Visible light exposure of galaxy cluster Abell 2744 from NASA/ESA Hubble Space Telescope and ESO's Very Large Telescope, X-ray data from NASA's Chandra X-ray Observatory & math reconstruction of dark matter location. D. Coe & J. Merten/ESO/NASA/ESA/CXC

Physics Theory Seminar with Benoit Doucot on Topological Electrostatics

Benoit Doucot (Hosted by Nussinov) from Laboratoire de Physique Théorique et Hautes Energies will be presenting the seminar "Topological Electrostatics"

Two-dimensional electron gases under a strong magnetic field have tremendously expanded our understanding of many-body physics, with the discovery of integer and fractional quantum Hall effects, together with chiral edge states, fractional excitations, anyons. Another striking effect is the strong coupling between charge and spin/valley degrees of freedom, which takes place near integer filling of the magnetic Landau levels. More precisely, because of the large energy gap associated to cyclotron motion, any slow spatial variation of the spin background induces a variation of the electronic density proportional to the topological density of the spin background. Minimizing Coulomb energy leads to an exotic class of two-dimensional crystals, which exhibit a periodic non-collinear spin texture called a Skyrmion lattice. 

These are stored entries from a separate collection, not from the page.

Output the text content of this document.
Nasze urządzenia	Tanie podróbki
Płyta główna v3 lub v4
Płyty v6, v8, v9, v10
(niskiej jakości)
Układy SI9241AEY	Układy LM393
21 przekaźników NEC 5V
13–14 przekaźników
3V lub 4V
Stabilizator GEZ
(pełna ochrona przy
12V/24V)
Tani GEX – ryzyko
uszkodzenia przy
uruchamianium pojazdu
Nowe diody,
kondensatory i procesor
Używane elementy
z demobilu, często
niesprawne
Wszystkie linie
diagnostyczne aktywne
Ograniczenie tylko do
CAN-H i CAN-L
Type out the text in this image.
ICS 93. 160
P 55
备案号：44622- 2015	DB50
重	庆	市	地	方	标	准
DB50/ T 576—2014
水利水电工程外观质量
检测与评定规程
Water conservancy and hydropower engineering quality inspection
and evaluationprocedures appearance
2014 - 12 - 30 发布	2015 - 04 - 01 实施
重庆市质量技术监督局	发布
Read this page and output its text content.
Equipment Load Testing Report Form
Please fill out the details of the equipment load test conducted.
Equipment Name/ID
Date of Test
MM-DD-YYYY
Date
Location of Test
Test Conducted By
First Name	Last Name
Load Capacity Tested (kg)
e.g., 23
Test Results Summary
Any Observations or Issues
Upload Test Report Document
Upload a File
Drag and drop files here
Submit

I will review the history of these concepts, with an emphasis on the notions of Berry phases and Berry curvature, which play a prominent role in all aspects of topological condensed matter physics. A main feature of these Skyrmion crystals is that their theoretical description involves effective theories with local and possibly non-Abelian gauge symmetries. It is therefore a theoretical challenge to identify the actual physical degrees of freedom in such systems. I will show how this may be achieved using some ideas from complex geometry. The main outcome of such analysis is the existence of two regimes depending on whether the topological charge per unit cell is smaller (unfrustrated case) or larger (frustrated case) than the number of internal states (spin/valley) accessible to electrons.